Hay que recordar que el ministro había negado públicamente días antes que hubiera intervenido en el controvertido rescate. "La verdad es que el Ministerio no ha tenido nada que ver, por lo tanto no puedo dar muchas explicaciones". "Plus Ultra, creo que se llama", llegó a decir, para dar a entender que él no estaba participando en ningún caso en la operación y que su grado de desconocimiento alcanzaba incluso al nombre de la propia empresa.
Ese mismo 24 de marzo, como publicó este diario ayer, Saura fue muy claro: "No sé cómo lo ves, mi opinión es que le deberías decir al presidente que tienen que suspender y revertir el acuerdo de Plus Ultra". A lo que añadió a renglón seguido: "Y, dos, que la Sepi está fuera de control".
Ábalos, que también recelaba del rescate, le replicó a Saura que no estaba dispuesto a hacer saltar por los aires la operación porque automáticamente iba a provocar un enfrentamiento con María Jesús Montero, al frente entonces del ministerio que había articulado la ayuda. "Eso es indisponerme con Hacienda", zanjó Ábalos, consciente del choque que abriría con la entonces todopoderosa ministra.
EL MUNDOAmbos conversaron por WhatsApp a lo largo del día sobre este asunto y la posición que debían adoptar sobre el rescate y sus comunicaciones concluyeron trasladando toda la responsabilidad a Montero en este polémico episodio.
A su vez, auguraron que, como finalmente ocurrió, el caso acabaría en los tribunales. "La Sepi dice que fue fundamental un informe de seguridad aérea para un fondo de rescate empresarial que tiene como objetivo salvar a empresas estratégicas y que hay que evaluar si pueden devolver la ayuda", expuso Saura. "Apaga y vámonos", añadió, "si este es el argumento ante un juzgado lo tienen mal". En este misma línea, ambos volvieron a dar un tinte judicial a la participación de los ministerios de Economía y Hacienda calificándolos de "imputados" aunque no hubiera todavía abierta una causa judicial contra sus responsables.

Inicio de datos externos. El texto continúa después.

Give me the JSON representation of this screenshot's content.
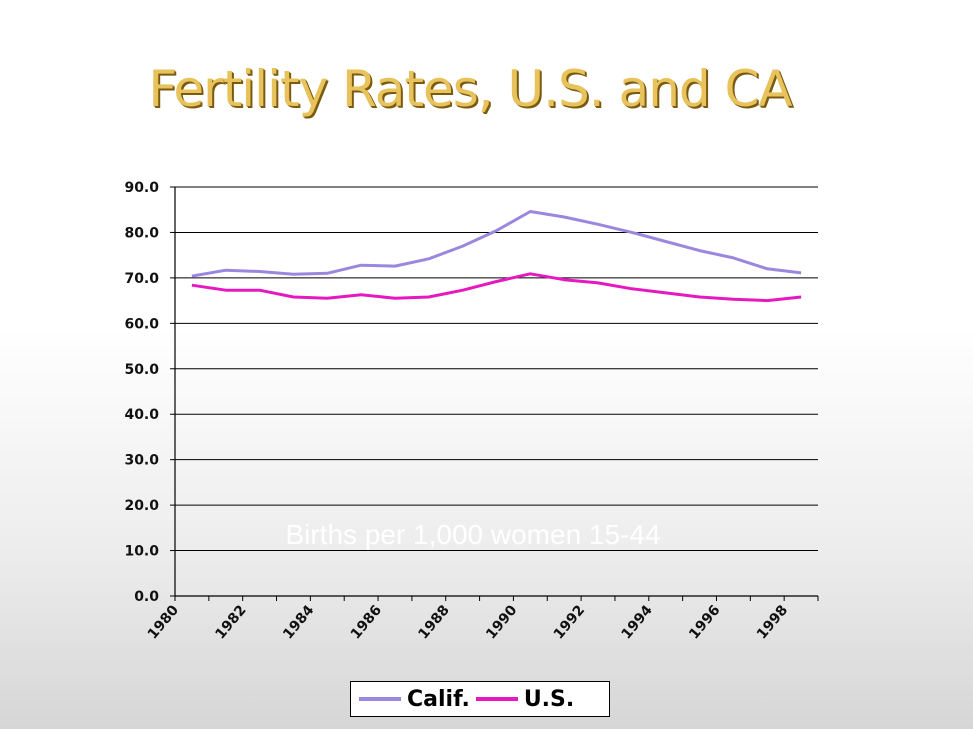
{
  "slide": {
    "title": "Fertility Rates, U.S. and CA"
  },
  "chart_data": {
    "type": "line",
    "title": "Fertility Rates, U.S. and CA",
    "annotation": "Births per 1,000  women 15-44",
    "xlabel": "",
    "ylabel": "",
    "ylim": [
      0,
      90
    ],
    "y_ticks": [
      "0.0",
      "10.0",
      "20.0",
      "30.0",
      "40.0",
      "50.0",
      "60.0",
      "70.0",
      "80.0",
      "90.0"
    ],
    "x_tick_labels": [
      "1980",
      "1982",
      "1984",
      "1986",
      "1988",
      "1990",
      "1992",
      "1994",
      "1996",
      "1998"
    ],
    "x": [
      1980,
      1981,
      1982,
      1983,
      1984,
      1985,
      1986,
      1987,
      1988,
      1989,
      1990,
      1991,
      1992,
      1993,
      1994,
      1995,
      1996,
      1997,
      1998
    ],
    "grid": true,
    "legend_position": "bottom",
    "series": [
      {
        "name": "Calif.",
        "color": "#9b87de",
        "values": [
          70.4,
          71.7,
          71.4,
          70.8,
          71.0,
          72.8,
          72.6,
          74.2,
          77.0,
          80.4,
          84.6,
          83.4,
          81.8,
          80.0,
          78.0,
          76.0,
          74.4,
          72.0,
          71.1
        ]
      },
      {
        "name": "U.S.",
        "color": "#e619c0",
        "values": [
          68.4,
          67.3,
          67.3,
          65.8,
          65.5,
          66.3,
          65.5,
          65.8,
          67.3,
          69.2,
          70.9,
          69.6,
          68.9,
          67.6,
          66.7,
          65.8,
          65.3,
          65.0,
          65.8
        ]
      }
    ]
  }
}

Para Ábalos y Saura, la opinión de Transportes resultaba accesoria a la hora de aprobar el rescate. De hecho, fuentes de Transportes declararon ese mismo día a este periódico que "Aesa hace informes de forma habitual de las aerolíneas porque está dentro de sus competencias de inspección y supervisión. Analiza las cuentas desde el punto de la seguridad aérea, no desde el punto de vista estratégico". "Nosotros tratamos de la situación de conectividad y de la movilidad, pero no de la situación de las empresas", aclaró Ábalos.
Sin embargo, otras fuentes gubernamentales de la época aseguraron que el único Ministerio que aportó informes favorables al rescate de Plus Ultra fue el de Transportes y no sólo con el de Aesa, sino el de la Dirección General de Transportes, como publicó este diario. Sin ellos, no se habría aprobado la ayuda, porque evaluaban la importancia de la aerolínea para España y su solvencia para volar.